Calculation of the wellbore temperature and pressure distribution during supercritical CO2 fracturing flowback process

Abstract

Supercritical CO2 fracturing is a new type of waterless technology developed in recent years. When the supercritical CO2 flows back after fracturing, the formation water is lifted by the upward movement of CO2. Since the pressure gradually decreases along the wellbore and the temperature also decreases due to the CO2 expansion, it is easy to result in the formation of hydrate under the conditions of high pressure and low temperature. In order to prevent the clogging of the wellbore due to CO2 hydrate, the wellbore temperature and pressure need to be predicted and regulated.
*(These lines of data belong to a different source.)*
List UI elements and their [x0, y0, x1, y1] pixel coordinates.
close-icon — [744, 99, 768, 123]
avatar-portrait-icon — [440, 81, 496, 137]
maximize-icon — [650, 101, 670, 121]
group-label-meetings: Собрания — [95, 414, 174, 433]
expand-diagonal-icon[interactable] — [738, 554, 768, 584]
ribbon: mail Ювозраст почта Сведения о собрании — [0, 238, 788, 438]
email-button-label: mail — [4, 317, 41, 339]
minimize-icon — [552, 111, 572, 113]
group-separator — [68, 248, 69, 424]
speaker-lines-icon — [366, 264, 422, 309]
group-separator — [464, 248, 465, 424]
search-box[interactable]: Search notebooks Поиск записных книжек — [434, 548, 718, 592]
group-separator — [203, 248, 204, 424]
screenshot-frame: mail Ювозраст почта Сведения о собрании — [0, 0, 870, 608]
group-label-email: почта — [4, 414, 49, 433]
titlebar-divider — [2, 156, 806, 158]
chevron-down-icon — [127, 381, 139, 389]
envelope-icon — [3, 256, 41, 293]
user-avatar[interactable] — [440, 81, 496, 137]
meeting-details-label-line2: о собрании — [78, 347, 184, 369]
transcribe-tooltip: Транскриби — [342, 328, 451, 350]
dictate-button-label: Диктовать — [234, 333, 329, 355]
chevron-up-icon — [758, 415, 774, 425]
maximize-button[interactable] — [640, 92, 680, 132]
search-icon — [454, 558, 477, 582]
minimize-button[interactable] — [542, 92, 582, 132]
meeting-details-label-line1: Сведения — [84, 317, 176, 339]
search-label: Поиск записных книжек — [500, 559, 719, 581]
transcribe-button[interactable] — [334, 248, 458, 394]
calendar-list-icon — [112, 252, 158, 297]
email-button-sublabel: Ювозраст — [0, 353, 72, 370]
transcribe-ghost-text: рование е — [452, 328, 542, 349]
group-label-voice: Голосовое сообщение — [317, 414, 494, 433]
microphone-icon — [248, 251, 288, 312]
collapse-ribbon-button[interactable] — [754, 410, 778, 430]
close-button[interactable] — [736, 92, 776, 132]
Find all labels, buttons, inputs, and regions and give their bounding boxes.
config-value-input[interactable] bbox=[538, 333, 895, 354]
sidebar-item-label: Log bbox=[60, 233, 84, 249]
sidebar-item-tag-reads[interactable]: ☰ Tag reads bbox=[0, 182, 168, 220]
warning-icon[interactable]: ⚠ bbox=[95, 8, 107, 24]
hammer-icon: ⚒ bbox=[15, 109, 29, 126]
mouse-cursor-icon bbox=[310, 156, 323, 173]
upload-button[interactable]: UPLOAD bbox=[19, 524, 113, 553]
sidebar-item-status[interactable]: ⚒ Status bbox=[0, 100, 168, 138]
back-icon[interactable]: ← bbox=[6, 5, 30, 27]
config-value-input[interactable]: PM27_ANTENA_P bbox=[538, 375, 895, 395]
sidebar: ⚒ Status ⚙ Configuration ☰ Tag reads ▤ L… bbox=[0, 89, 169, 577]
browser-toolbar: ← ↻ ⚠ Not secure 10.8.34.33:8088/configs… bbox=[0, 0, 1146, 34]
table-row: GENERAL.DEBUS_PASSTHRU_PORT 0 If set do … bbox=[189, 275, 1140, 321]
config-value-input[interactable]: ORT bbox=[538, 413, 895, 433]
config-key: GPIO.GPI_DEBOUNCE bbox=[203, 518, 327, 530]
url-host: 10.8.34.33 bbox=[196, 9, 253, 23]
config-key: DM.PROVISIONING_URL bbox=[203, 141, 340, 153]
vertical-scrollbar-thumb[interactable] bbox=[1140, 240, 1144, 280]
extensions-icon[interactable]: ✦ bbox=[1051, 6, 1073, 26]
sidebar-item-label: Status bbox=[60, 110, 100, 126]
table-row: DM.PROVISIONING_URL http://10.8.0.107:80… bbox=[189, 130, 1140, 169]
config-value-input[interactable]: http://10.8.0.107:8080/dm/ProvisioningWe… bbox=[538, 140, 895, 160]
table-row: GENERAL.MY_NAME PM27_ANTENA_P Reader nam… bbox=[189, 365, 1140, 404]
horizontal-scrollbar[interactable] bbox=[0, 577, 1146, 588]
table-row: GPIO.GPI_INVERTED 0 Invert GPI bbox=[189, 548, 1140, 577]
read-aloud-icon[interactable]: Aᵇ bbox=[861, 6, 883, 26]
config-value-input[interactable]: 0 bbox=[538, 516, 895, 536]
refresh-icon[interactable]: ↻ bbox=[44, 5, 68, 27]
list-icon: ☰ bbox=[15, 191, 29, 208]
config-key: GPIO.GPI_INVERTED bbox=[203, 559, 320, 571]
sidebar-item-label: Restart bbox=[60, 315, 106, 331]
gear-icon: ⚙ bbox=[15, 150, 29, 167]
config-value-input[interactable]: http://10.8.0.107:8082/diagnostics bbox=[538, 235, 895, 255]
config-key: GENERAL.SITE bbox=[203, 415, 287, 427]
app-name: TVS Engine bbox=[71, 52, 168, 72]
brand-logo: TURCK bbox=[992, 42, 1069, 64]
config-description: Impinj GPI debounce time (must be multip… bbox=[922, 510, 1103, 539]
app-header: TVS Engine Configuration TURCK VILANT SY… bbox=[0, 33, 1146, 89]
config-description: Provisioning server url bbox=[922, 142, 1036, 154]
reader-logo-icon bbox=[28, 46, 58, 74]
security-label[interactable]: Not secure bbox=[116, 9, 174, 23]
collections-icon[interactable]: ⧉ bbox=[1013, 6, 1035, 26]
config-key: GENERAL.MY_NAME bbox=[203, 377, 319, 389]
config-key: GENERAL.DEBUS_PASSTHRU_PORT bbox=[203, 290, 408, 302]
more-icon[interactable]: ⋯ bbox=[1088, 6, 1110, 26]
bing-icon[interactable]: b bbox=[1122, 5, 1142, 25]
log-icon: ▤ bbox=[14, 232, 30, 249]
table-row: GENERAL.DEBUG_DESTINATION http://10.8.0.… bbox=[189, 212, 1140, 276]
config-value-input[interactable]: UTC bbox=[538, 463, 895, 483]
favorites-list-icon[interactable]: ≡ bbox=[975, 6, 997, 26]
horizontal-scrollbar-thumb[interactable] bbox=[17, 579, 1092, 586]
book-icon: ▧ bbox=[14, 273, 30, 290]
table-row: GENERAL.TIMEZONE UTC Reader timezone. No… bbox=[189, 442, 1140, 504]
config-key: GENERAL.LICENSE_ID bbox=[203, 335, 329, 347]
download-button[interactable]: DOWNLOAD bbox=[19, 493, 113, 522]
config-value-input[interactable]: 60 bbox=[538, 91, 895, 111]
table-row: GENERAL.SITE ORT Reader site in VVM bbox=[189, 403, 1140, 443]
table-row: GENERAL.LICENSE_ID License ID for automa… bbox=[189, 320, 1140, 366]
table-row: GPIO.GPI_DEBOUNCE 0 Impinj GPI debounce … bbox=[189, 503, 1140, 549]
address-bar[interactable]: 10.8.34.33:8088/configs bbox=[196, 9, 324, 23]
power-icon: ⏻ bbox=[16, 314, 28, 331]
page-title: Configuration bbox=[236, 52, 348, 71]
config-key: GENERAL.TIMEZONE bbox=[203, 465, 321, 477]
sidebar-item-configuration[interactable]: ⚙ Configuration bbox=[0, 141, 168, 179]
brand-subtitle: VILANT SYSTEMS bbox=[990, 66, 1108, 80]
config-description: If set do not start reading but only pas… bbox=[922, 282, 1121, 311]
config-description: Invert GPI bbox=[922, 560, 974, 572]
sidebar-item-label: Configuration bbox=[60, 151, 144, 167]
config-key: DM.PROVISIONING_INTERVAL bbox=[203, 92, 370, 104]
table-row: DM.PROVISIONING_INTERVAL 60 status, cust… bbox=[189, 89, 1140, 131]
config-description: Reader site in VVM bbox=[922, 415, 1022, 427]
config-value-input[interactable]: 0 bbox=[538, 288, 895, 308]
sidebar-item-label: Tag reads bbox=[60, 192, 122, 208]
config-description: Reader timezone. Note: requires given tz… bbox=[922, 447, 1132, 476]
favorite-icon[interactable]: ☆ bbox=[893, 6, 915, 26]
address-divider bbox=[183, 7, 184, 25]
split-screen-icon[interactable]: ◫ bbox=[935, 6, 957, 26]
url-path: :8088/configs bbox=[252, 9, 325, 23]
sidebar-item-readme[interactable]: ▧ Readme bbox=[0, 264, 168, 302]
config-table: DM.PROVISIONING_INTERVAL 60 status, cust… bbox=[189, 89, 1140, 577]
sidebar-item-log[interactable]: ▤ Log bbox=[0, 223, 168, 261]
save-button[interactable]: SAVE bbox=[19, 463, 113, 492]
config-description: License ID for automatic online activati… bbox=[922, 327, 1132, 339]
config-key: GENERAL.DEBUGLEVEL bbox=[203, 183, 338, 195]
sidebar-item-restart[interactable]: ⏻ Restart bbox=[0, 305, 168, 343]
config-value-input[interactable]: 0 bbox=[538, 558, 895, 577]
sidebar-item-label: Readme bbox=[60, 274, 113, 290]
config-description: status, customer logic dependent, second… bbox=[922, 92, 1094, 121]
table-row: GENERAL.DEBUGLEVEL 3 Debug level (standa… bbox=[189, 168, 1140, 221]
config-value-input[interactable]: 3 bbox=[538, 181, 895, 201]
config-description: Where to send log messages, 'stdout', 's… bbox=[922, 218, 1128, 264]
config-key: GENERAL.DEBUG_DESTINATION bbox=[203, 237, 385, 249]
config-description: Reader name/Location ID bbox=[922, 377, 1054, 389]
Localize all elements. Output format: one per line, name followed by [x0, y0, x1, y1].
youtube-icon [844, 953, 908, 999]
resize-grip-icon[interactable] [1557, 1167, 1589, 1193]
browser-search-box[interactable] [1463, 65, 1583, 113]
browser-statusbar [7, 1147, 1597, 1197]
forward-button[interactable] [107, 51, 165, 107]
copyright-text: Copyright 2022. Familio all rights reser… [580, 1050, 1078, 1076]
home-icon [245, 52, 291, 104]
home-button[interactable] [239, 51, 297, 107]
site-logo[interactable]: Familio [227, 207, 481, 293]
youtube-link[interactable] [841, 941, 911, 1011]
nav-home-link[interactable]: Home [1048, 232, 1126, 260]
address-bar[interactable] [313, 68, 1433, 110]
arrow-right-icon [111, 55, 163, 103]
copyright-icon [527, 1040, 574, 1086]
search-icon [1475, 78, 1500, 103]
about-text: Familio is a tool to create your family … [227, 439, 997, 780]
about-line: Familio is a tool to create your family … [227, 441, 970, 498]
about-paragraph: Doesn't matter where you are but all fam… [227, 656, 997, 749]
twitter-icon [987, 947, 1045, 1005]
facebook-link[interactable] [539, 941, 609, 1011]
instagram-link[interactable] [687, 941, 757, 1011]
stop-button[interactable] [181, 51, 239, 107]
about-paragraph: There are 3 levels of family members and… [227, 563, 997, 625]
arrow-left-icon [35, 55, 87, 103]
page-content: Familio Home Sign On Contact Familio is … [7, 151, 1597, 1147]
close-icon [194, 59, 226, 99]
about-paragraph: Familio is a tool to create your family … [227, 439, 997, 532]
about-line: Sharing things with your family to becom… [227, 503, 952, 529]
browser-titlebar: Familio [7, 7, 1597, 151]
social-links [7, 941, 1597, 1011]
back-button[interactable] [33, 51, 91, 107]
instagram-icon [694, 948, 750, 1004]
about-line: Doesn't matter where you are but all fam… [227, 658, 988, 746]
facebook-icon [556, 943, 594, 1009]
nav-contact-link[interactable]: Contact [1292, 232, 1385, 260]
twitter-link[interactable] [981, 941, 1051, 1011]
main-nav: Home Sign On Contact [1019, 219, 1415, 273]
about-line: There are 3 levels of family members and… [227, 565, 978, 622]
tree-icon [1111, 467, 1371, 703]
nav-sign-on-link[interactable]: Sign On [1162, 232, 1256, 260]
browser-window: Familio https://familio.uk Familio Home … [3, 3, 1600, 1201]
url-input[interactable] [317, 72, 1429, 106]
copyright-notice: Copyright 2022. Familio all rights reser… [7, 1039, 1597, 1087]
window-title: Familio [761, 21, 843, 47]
Based on the Span-Wagner CO2 gas state equation and the Fenghour gas transport equation, combined with the classical wellbore flow heat transfer model, a supercritical CO2 fracturing flowback wellbore flow model with heat source and sink considered is developed, the dual coupling solution of axial and radial borehole is realized by iterating the pressure and temperature and coupling of tubing-annulus-formation. The results show that the wellbore pressure and temperature both decrease from the bottom to the top of the well, which is similar to the flow in oil and gas production. The parameters such as discharge output, tubing size, formation temperature gradient and pressure gradient have a great influence on the wellbore temperature and pressure. The reduction of the discharge output and the increase of the tubing size can effectively keep the wellbore temperature high and reduce the risk of CO2 hydrate formation. The discharge time has almost no effect on the wellbore pressure, and only slightly affects the wellbore temperature. The results can provide guidance for the study of supercritical CO2 fracturing flowback.